NEW YORK (GenomeWeb) – In an effort to understand variability among microbiome studies, researchers at Human Longevity and the University of California, San Diego recently compared four library preparation products for whole-genome sequencing.
Specifically, the group quantified the biases associated with four library prep methods for the Illumina HiSeq 2500 platform using both a synthetic mock community of 20 microbes and an extraction control of microbial cells spiked into stool samples. The researchers compared the performances of the Illumina TruSeq DNA PCR-free and Kapa Hyper Prep PCR-free methods to the Illumina Nextera XT and Kapa Hyper Prep PCR kits.
Measures of relative abundance of microbes in the mock community varied among the methods, but the two that did not rely on PCR yielded lower error rates and higher-quality reads.
In results published online last week in the Proceedings of the National Academy of Sciences, the researchers therefore concluded that PCR-free methodologies should be used for library prep in order to reduce PCR bias.

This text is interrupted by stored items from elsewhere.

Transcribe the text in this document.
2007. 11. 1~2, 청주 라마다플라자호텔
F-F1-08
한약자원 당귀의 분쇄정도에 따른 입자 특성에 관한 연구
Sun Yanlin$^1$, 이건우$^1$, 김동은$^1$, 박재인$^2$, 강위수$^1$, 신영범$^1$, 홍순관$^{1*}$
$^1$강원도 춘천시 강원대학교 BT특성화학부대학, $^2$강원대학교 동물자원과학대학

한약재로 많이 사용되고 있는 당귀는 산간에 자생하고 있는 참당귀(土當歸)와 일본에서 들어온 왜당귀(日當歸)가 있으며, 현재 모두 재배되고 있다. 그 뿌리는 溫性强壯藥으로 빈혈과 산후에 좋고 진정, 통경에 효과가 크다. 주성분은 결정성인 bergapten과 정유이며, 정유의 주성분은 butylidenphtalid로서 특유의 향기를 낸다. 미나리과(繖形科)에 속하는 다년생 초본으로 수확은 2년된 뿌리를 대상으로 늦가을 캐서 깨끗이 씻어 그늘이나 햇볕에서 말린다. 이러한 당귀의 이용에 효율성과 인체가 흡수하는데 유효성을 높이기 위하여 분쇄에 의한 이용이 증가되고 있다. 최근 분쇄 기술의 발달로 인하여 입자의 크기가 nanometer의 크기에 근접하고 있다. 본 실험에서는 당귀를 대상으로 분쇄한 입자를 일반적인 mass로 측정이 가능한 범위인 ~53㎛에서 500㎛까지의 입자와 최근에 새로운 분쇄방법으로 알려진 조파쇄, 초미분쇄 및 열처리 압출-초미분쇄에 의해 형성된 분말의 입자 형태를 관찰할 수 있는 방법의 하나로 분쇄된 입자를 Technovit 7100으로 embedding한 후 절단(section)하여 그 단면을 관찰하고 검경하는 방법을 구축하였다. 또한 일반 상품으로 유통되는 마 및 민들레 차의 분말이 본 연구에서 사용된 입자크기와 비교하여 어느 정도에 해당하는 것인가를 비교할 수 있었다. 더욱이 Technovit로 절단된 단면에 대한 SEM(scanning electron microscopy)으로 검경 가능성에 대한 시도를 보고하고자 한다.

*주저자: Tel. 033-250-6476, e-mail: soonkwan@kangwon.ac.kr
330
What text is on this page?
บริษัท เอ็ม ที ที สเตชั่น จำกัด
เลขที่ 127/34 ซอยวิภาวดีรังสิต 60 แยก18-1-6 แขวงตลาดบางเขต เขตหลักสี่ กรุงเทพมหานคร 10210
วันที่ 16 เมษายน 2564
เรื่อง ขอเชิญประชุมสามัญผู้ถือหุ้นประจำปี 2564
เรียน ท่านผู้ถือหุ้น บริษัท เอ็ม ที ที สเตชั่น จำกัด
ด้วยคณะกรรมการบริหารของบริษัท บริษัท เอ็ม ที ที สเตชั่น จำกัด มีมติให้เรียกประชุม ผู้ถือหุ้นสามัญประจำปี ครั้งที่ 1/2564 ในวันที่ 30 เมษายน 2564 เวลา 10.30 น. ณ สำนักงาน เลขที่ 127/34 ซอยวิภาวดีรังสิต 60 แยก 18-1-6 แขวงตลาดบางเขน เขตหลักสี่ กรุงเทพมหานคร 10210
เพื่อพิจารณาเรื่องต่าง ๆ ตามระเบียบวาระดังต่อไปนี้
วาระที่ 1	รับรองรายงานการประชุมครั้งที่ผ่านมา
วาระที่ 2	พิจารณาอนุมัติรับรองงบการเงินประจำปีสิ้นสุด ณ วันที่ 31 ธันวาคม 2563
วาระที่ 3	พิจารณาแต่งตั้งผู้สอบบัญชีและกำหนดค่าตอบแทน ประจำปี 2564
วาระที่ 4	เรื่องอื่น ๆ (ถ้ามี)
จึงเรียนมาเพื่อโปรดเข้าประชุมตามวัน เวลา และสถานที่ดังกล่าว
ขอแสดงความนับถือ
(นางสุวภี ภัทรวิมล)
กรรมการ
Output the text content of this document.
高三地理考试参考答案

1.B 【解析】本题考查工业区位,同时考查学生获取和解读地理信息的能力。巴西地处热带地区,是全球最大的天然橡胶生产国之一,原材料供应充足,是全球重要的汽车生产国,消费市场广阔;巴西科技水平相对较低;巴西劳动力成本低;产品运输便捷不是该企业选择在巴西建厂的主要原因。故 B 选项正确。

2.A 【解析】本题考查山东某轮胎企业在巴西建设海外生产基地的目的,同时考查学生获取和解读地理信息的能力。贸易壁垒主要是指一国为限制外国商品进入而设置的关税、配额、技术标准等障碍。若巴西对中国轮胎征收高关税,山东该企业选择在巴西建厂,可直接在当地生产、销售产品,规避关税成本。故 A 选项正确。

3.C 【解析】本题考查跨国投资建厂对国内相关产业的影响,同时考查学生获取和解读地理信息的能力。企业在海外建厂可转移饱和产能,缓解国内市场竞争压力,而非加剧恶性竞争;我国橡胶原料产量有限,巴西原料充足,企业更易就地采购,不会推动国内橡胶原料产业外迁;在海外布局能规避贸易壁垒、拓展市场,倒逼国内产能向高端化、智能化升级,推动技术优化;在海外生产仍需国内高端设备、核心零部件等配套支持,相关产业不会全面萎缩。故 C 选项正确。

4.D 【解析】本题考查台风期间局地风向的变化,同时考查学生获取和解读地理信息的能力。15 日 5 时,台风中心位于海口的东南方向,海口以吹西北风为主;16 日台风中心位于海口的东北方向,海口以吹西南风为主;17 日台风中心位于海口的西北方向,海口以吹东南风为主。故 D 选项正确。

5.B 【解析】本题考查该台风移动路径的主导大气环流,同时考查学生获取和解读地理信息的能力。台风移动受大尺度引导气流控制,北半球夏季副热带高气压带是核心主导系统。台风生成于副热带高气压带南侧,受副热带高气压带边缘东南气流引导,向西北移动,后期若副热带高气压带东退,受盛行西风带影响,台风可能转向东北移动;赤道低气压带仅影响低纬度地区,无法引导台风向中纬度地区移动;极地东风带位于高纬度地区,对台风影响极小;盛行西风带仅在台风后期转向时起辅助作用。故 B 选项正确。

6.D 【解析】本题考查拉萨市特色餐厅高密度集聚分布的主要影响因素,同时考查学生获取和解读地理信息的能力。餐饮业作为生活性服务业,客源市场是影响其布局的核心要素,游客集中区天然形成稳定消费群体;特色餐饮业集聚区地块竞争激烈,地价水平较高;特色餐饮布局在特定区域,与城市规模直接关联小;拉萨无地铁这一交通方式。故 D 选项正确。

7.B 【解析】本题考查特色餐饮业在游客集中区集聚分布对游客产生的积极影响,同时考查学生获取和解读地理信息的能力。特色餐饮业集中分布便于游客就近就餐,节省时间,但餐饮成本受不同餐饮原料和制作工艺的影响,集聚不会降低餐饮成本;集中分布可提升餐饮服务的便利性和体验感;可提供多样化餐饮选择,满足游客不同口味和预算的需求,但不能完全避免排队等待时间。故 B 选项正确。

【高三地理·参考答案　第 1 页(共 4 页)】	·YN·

There are multiple points where bias could be introduced in next-generation sequencing, such as library prep and size selection, the clustering reaction, and sequencing, but, "by switching to a PCR-free system, we remove a huge potential for that bias," Marcus Jones, a researcher at HLI and first author on the study, told GenomeWeb in an interview.
Jones said the evaluation was done to vet and validate the methods for HLI's own pipeline. The company offers various products and services for genomics and cell-based diagnostic and therapy development, and was recently CLIA certified, as previously reported.
The mock microbial community was characterized using "gold standard" qPCR methods. "We used three different genes that are all single copy in each of the genomes, and we looked across to make sure we were getting reproducibility in the abundance measurement," Jones explained.
None of the four methods precisely duplicated the qPCR proportions, but they were within two-fold for most microbes. "The level of quantitative variability of [relative genome abundance] compared with qPCR is extremely interesting and alarming," the authors noted in the study, since, "Numerous publications report a change in abundance of 0.1 percent as significant."
There could be a number of explanations for the superiority of the PCR-free methods. There are certain error rates in PCR, which may be polymerase specific, and the different PCR-based systems require different numbers of PCR cycles, Jones noted.
There are also inherent biases in PCR, and increased PCR duplication rates occur when you lose complexity of a sample.
Finally, the Nextera method uses tagmentation notation, which is enzymatic fragmentation of the DNA that may also introduce bias, while the Kapa and TruSeq PCR-free methods use mechanical sonication of DNA, Jones explained.
Standardizing library prep may become more topical after recent calls for improvements in microbiome research, as reported by GenomeWeb.
But Jones said it will likely not be appropriate for researchers to recommend a single system, although guidelines could be put in place.
"I think what we would do is make strong recommendations on how samples should be collected, how they should be processed, and the best practices, not necessarily [endorsing] a particular company, but say, if there is enough material, use a PCR-free system; if not, use a low-cycle PCR-based system," Jones said.
He could not disclose which method HLI will use going forward, but he noted that the company tailors its approaches to the sample types. The group has no financial interests with Kapa or its parent company, Roche, which acquired the firm a few months ago, but "the Kapa Hyper Prep looks very appealing [because] it gives you the option of doing PCR-free or low-cycle PCR."